The casino coronavirus closure has ended. Cards are being dealt, dice are rolling and slot machines flashed and jingled for the first customers who started gambling again in Las Vegas and throughout Nevada.
“The past few months have presented our city with an unprecedented challenge,” said Derek Stevens, owner of two downtown Las Vegas casinos that were shuttered along with all gambling establishments in the state 79 days ago. “We are excited to get our employees back to work and to welcome guests to the entertainment capital of the world.”
Hotel-casinos in suburban Las Vegas were the first to open at 12:01 a.m., to be followed later in the morning by a restart of the iconic Bellagio fountain and reopenings of several resorts on the Las Vegas Strip.
There are big hopes for recovery from an unprecedented and expensive shutdown prompted by the coronavirus pandemic.
Casino resorts that had been famously always open were shuttered March 17 after Gov. Steve Sisolak’s emergency order closed nonessential businesses to prevent the spread of COVID-19.
Property owners, state regulators and Sisolak, a Democrat who has been criticized for the closure, balanced health concerns against the loss of billions of dollars a month in gambling revenue and unemployment that topped 28 percent during an idled April.
They’re betting that safety measures — disinfected dice, hand sanitizer and face masks; limited numbers of players at tables; temperature checks at entrances to some resorts; touchless cellphone check-ins — will lure tourists back.
The biggest casino operators, MGM Resorts and Caesars Entertainment, won’t immediately open all their Strip properties. Executives said they want to see how many people show up.
The first to arrive were expected to be area residents, then motorists from nearby US states followed by air travelers.

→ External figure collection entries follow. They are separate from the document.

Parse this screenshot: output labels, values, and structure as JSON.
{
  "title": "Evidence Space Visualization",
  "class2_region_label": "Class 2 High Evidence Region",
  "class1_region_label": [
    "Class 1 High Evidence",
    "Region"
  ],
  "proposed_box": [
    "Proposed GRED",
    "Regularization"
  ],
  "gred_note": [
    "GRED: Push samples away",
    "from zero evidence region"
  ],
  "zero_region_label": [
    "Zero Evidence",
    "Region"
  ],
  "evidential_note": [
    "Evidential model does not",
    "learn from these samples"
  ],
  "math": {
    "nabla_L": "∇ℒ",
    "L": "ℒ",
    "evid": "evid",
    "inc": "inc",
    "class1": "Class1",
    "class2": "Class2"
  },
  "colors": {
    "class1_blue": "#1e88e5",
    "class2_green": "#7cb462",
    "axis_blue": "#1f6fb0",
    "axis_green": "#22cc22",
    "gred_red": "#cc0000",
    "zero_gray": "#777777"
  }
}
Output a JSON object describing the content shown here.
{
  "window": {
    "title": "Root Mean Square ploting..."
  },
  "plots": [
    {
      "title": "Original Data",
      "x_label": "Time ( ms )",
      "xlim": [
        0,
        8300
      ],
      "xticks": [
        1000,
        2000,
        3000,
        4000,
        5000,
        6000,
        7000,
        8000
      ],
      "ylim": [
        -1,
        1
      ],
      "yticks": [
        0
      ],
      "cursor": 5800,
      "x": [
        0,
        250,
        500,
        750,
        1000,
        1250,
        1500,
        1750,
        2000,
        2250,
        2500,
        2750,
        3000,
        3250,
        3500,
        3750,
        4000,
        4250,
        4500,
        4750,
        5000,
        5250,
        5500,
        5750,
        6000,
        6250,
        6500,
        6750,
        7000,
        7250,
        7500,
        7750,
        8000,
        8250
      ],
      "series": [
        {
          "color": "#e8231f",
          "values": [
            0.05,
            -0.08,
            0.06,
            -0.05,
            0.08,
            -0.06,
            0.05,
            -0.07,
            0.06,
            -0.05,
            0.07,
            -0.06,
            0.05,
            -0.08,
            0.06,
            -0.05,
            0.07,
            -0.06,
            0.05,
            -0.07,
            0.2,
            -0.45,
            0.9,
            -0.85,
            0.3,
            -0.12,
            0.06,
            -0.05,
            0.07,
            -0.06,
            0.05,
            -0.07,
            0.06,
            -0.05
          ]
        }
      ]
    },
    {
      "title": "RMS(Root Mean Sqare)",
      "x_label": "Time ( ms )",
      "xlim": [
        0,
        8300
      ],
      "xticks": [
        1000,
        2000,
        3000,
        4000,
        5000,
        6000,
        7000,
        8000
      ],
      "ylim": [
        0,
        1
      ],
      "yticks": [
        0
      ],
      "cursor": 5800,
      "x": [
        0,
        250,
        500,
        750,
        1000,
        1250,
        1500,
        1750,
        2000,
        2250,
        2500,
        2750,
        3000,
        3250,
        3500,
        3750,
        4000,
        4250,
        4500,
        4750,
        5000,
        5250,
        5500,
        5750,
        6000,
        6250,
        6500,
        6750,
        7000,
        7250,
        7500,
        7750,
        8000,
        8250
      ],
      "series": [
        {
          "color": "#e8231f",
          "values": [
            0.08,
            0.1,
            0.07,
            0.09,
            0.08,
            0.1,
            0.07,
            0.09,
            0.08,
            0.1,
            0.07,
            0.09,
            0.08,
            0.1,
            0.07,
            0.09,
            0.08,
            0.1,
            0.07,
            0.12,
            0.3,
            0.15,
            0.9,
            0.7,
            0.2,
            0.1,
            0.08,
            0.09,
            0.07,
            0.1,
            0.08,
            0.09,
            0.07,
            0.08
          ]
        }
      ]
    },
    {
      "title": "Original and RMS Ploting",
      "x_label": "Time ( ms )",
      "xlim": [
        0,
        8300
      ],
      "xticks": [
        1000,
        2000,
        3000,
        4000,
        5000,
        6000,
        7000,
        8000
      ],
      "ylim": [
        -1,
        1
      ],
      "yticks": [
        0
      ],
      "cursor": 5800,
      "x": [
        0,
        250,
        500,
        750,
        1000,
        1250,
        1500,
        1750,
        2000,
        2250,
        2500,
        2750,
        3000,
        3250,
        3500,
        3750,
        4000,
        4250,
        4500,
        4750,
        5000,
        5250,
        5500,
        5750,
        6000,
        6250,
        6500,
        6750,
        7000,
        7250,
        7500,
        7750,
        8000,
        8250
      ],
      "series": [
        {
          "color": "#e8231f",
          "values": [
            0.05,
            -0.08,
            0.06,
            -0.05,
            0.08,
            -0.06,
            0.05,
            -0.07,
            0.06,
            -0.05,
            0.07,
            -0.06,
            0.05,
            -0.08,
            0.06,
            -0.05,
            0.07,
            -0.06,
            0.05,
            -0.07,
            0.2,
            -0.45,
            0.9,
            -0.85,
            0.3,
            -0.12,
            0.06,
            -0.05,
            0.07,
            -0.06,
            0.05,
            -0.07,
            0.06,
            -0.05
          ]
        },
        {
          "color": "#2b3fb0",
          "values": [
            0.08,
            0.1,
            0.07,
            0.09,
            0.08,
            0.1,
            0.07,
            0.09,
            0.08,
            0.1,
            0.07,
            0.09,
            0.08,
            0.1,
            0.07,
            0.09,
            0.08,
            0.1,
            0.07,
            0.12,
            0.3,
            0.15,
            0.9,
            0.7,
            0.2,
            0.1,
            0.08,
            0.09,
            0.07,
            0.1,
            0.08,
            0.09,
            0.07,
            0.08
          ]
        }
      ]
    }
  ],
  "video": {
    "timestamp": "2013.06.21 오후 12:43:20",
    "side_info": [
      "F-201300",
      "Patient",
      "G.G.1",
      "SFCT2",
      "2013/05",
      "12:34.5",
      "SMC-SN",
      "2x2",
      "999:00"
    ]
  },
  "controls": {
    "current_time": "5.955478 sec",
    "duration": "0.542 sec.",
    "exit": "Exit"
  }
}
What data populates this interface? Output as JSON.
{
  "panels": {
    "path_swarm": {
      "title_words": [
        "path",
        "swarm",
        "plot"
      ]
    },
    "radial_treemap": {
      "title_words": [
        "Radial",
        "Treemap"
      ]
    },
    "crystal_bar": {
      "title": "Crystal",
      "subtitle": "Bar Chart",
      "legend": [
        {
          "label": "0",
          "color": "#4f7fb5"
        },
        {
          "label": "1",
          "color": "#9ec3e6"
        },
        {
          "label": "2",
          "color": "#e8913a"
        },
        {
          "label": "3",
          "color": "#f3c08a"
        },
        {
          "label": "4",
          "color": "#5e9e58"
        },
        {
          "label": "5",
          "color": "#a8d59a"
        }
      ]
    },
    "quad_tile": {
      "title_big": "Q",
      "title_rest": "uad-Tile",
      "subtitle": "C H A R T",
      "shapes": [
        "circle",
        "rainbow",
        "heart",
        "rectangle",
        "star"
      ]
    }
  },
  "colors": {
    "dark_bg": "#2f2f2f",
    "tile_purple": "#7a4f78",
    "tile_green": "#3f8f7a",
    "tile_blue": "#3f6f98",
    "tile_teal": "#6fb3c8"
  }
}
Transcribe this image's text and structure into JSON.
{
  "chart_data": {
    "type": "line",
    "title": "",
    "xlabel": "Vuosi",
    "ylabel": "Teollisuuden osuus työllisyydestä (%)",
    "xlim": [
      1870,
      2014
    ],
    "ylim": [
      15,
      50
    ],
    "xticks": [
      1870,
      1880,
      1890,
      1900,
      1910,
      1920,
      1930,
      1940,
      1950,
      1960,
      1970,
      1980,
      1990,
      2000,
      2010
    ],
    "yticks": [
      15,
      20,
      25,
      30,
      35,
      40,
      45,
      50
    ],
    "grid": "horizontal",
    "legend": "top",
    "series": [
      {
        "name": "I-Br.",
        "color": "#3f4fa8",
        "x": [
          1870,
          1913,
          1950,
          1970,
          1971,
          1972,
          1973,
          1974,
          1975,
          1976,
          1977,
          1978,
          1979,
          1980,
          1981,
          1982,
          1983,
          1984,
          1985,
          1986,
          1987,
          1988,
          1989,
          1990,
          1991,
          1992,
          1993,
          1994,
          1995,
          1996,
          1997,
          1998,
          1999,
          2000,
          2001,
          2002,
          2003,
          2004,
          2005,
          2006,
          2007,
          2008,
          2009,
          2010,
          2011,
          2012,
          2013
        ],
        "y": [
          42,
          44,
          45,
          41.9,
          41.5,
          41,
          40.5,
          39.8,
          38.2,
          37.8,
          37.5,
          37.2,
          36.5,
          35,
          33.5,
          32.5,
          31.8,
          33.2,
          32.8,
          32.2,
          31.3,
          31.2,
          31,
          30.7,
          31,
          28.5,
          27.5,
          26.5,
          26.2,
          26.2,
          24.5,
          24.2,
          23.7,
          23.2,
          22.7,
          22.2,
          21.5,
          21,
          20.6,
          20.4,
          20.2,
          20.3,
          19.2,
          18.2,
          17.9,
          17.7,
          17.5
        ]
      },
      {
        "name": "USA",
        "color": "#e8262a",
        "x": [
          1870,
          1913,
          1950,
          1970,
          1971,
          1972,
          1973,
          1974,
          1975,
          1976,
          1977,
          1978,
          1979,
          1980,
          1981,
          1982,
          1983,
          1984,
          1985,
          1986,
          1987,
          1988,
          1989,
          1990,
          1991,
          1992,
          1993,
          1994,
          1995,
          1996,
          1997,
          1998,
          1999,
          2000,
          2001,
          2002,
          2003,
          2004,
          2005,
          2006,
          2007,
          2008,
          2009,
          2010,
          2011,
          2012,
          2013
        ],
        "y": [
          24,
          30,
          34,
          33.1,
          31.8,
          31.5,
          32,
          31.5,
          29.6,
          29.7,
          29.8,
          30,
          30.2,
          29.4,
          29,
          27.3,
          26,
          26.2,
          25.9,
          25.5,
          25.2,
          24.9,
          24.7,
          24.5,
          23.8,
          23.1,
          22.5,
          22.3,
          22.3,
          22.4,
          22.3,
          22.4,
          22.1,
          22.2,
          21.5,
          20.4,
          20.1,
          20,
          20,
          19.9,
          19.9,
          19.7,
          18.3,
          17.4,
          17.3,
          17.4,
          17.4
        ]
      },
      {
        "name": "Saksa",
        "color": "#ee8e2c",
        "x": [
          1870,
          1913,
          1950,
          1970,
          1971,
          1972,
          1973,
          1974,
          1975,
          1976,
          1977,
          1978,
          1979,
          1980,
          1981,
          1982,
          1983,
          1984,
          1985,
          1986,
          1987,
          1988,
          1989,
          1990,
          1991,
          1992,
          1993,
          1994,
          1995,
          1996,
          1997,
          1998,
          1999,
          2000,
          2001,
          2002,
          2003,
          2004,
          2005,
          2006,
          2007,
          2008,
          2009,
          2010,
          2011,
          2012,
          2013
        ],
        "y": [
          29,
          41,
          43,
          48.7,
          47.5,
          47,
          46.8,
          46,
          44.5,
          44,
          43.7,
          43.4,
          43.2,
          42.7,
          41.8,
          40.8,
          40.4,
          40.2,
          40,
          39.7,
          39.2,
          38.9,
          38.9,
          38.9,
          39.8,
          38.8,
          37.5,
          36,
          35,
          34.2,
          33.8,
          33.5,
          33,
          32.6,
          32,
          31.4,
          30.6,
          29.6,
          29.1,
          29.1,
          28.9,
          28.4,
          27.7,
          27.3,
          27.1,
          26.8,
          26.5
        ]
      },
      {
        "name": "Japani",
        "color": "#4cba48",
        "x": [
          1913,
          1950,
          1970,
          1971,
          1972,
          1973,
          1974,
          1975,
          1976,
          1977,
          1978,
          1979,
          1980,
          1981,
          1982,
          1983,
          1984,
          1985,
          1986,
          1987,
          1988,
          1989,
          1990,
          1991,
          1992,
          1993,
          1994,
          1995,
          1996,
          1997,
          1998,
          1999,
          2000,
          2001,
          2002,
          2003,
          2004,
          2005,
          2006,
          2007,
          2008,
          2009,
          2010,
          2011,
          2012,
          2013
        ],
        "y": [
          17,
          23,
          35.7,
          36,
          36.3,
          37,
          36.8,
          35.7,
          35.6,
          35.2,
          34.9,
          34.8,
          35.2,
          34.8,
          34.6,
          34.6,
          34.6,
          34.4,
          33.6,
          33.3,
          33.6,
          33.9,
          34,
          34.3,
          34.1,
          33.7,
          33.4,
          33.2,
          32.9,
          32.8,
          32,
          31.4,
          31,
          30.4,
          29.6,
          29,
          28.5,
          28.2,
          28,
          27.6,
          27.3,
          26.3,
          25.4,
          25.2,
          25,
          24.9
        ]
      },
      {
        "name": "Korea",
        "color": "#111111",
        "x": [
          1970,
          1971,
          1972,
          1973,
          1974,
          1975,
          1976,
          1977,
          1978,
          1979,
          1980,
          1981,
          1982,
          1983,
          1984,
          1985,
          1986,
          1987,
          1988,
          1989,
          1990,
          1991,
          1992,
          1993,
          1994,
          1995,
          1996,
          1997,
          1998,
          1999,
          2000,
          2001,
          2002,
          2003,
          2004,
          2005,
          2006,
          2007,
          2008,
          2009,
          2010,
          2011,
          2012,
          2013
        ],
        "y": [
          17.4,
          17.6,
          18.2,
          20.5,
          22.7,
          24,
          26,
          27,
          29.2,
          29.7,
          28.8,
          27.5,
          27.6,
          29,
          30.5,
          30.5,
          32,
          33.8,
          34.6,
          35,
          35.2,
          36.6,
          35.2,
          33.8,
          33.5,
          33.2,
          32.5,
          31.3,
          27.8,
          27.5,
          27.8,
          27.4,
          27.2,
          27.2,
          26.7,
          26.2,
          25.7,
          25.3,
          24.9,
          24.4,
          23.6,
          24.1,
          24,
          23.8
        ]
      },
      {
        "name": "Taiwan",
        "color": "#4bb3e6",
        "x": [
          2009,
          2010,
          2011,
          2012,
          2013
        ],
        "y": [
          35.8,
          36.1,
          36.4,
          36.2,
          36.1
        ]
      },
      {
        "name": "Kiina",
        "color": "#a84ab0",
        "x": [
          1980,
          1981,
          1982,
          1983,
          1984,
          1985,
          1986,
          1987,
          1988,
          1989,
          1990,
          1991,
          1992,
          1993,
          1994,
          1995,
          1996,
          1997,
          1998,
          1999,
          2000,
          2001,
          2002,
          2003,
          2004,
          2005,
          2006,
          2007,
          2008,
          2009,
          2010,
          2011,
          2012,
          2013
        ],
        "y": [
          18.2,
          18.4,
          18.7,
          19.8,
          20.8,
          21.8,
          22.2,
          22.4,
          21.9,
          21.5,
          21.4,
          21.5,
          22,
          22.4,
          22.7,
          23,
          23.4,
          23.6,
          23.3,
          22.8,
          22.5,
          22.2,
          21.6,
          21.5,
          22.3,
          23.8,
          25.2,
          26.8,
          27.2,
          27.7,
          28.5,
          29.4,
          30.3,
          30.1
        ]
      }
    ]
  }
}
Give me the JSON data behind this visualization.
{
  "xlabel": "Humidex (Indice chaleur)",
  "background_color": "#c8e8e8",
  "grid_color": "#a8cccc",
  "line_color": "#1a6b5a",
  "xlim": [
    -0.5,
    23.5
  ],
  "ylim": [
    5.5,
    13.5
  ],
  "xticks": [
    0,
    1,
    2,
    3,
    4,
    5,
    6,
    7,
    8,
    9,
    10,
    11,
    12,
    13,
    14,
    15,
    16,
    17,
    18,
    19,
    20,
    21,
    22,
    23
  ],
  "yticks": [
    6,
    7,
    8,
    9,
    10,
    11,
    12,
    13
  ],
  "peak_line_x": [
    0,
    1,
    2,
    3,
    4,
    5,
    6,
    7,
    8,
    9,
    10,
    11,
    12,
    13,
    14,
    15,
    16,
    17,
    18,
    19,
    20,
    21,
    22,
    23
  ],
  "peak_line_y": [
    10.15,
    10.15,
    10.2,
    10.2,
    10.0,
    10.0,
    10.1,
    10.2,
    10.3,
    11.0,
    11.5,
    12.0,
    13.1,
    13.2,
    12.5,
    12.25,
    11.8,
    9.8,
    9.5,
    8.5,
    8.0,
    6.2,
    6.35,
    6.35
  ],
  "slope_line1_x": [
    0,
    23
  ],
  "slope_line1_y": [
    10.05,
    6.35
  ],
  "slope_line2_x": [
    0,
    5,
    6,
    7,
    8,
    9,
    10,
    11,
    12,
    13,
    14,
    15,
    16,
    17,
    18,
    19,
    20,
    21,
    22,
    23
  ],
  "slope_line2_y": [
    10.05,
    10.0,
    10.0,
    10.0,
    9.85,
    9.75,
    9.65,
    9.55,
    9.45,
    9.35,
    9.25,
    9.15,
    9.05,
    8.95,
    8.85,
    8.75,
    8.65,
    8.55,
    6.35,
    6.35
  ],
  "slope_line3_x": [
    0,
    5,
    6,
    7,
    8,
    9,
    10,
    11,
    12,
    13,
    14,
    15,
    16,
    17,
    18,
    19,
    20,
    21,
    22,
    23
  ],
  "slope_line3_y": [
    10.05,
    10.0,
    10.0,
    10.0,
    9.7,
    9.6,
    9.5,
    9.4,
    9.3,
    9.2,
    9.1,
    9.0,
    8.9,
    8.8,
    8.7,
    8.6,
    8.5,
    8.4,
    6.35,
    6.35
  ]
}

“The market still relies heavily on air traffic, and the longer stays in Vegas are usually tied to mass social gatherings, including conventions … concerts and fights, all of which may take longer to recover,” UBS analyst Robin Farley said.
Convention halls, nightclubs, swimming pool parties and arena spectacles will remain mostly dark.
“It may be a little different,” MGM Resorts International chief executive Bill Hornbuckle said during a recent walk-through of the Bellagio casino floor. “But I think it will be memorable, personable and special.”